« Pour les femmes atteintes d’un cancer de l’ovaire, l’Italie est encore un pays qui voyage à des vitesses différentes, et ce n’est pas une question géographique. Aujourd’hui, seules 8 Régions sur 20 ont approuvé un Pdta – le parcours de soins diagnostiques et thérapeutiques – dédié aux personnes porteuses d’altérations génétiques telles que Brca1 et Brca2. Cela signifie que dans certaines Régions, les patientes savent à qui s’adresser et quels contrôles effectuer, tandis que dans d’autres elles se retrouvent sans références claires ». C’est ce qu’a rapporté Ornella Campanella, présidente de l’Association Abracadabra, intervenant sur le thème du risque oncologique héréditaire-familial lié aux mutations génétiques Brca1 et Brca2 à l’occasion de la conférence pour la Journée Mondiale du Cancer de l’Ovaire, aujourd’hui à Rome dans l’Auditorium du Ministère de la Santé. « Les inégalités – selon Campanella – concernent également les exemptions sanitaires qui permettent d’effectuer gratuitement les tests requis par les protocoles de surveillance. Dans de nombreuses situations, les personnes sont obligées de payer de leur poche des chèques qui peuvent coûter entre 500 et 1.000 euros par an. Une charge économique encore plus difficile à supporter dans les familles où plusieurs personnes sont porteuses de la même mutation génétique ».

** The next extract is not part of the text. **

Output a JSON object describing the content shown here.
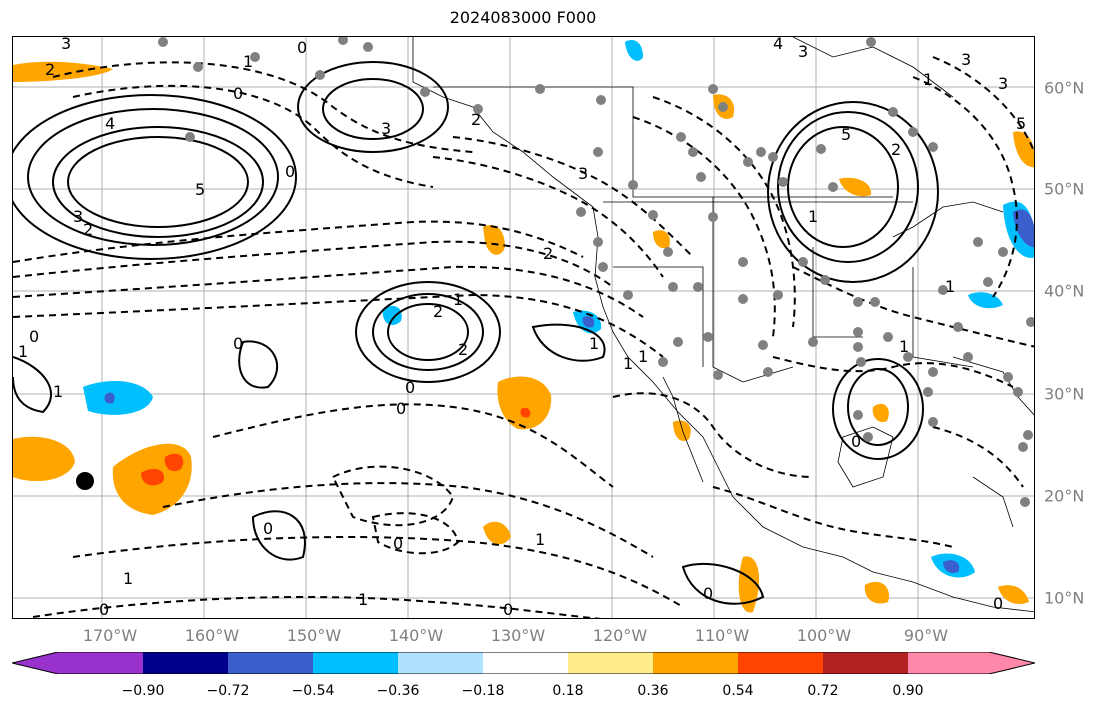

Le manque d’uniformité des services offerts est également préoccupant: « Les mesures régionales – affirme Campanella – offrent souvent des services différents les uns des autres. Il suffirait de peu pour rendre les parcours de soins homogènes sur tout le territoire national ». Parmi les problèmes critiques soulignés par l’association, il y a aussi l’absence, dans les LEA – les niveaux d’assistance essentiels – d’interventions chirurgicales de réduction des risques, telles que la mastectomie préventive et l’annexectomie. « Nous disposons aujourd’hui de preuves scientifiques très solides qui démontrent l’efficacité de ces interventions pour réduire le risque de développer un cancer – souligne Campanella -. Elles n’éliminent pas le risque à 100%, car en médecine le risque zéro n’existe pas, mais elles représentent un outil fondamental pour protéger les personnes sensibles ». Selon le président d’Abracadabra, il s’agit d’une opportunité unique en oncologie : intervenir avant que la maladie ne se manifeste.
Une autre question centrale concerne l’accès aux tests génétiques et aux conseils BRCA. « Reconnaître à temps une personne porteuse de mutations génétiques, c’est pouvoir lui proposer des parcours de prévention personnalisés. » explique Campanella. D’une part, il y a la possibilité d’évaluer les interventions de réduction des risques, « des choix qui doivent être faits sur mesure pour chaque personne ». D’autre part, l’identification précoce des mutations permet également d’accéder à des thérapies ciblées innovantes, capables d’améliorer significativement le pronostic en cas de cancer. « L’objectif – conclut-il – est de permettre aux personnes porteuses de ces altérations génétiques de ne jamais devenir malades du cancer ».